NEW YORK – JPMorgan Chase defended itself on Tuesday against a lawsuit by the U.S. Virgin Islands accusing it of empowering Jeffrey Epstein to abuse teenage girls by arguing in court papers that it was the islands, not the bank, that enabled the financier to commit his crimes.
Lawyers for the bank said in the Manhattan federal court filing that the government of the Virgin Islands was complicit, letting high ranking officials be bought off by Epstein and actively working with him while “reaping the benefits of his wealth.”
“He gave them money, advice, influence, and favors. In exchange, they shielded and even rewarded him,” providing lucrative tax breaks worth millions of dollars, they wrote.
Most troubling, they said, was that officials from the islands “protected Epstein, fostering the perfect conditions for Epstein’s criminal conduct to continue undetected.”
The lawyers added: “For two decades, and for long after JPMC exited Epstein as a client, the entity that most directly failed to protect public safety and most actively facilitated and benefited from Epstein’s continued criminal activity was the plaintiff in this case — the USVI government itself.”
The Virgin Islands, where Epstein had an estate, sued JPMorgan last year, saying its investigation revealed that the financial services giant enabled Epstein’s recruiters to pay victims and was “indispensable to the operation and concealment of the Epstein trafficking enterprise.”
“JPMorgan Chase facilitated Jeffrey Epstein’s abuse, and should be held accountable for violating the law," a spokesperson from the U.S. Virgin Islands attorney general's office said in an email Tuesday. "This is an obvious attempt to shift blame away from JPMorgan Chase, which had a legal responsibility to report the evidence in its possession of Epstein’s human trafficking, and failed to do so.”
In their filing Tuesday, the bank's lawyers said Virgin Islands officials looked the other way when Epstein went through its airports with girls and young women as he donated generously to political campaigns. The lawyers said officials were lenient with requirements that he register as a sex offender, doing inspections of his residence that were “cursory at best."

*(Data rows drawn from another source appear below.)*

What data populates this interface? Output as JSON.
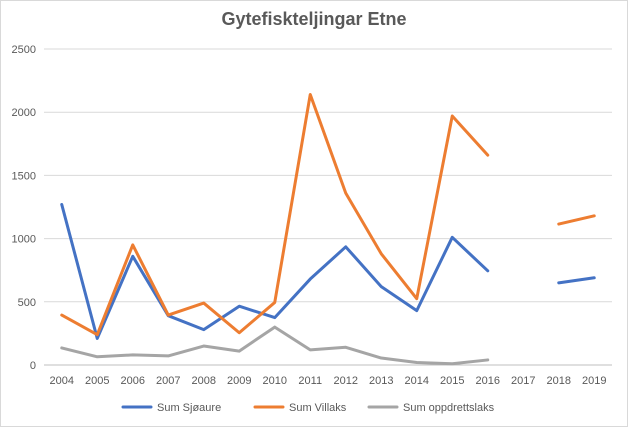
{
  "chart_data": {
    "type": "line",
    "title": "Gytefiskteljingar Etne",
    "xlabel": "",
    "ylabel": "",
    "categories": [
      "2004",
      "2005",
      "2006",
      "2007",
      "2008",
      "2009",
      "2010",
      "2011",
      "2012",
      "2013",
      "2014",
      "2015",
      "2016",
      "2017",
      "2018",
      "2019"
    ],
    "ylim": [
      0,
      2500
    ],
    "yticks": [
      0,
      500,
      1000,
      1500,
      2000,
      2500
    ],
    "grid": true,
    "legend_position": "bottom",
    "series": [
      {
        "name": "Sum Sjøaure",
        "color": "#4472c4",
        "values": [
          1270,
          210,
          860,
          390,
          280,
          465,
          375,
          680,
          935,
          620,
          430,
          1010,
          745,
          null,
          650,
          690
        ]
      },
      {
        "name": "Sum Villaks",
        "color": "#ed7d31",
        "values": [
          395,
          240,
          950,
          395,
          490,
          255,
          495,
          2140,
          1360,
          880,
          525,
          1970,
          1660,
          null,
          1115,
          1180
        ]
      },
      {
        "name": "Sum oppdrettslaks",
        "color": "#a5a5a5",
        "values": [
          135,
          65,
          80,
          72,
          150,
          110,
          300,
          120,
          140,
          55,
          20,
          10,
          40,
          null,
          null,
          null
        ]
      }
    ]
  }
}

“In sum, in exchange for Epstein’s cash and gifts, USVI made life easy for him,” the lawyers said. “The government mitigated any burdens from his sex offender status. And it made sure that no one asked too many questions about his transport and keeping of young girls on his island.”
Portions of the filing were heavily redacted. It asked Judge Jed Rakoff to reject the islands' attempts to prevent the bank from using defenses at trial that would expose the islands' role in Epstein's dealings.
The lawyers wrote that “alleged damages must be balanced against the considerable benefits that USVI reaped from its facilitation of Epstein’s crimes.”
Epstein was 66 when he took his life in August 2019 in a Manhattan federal jail where he was awaiting trial on sex trafficking charges. He had pleaded not guilty to charges of sexually abusing dozens of girls, some as young as 14 years old.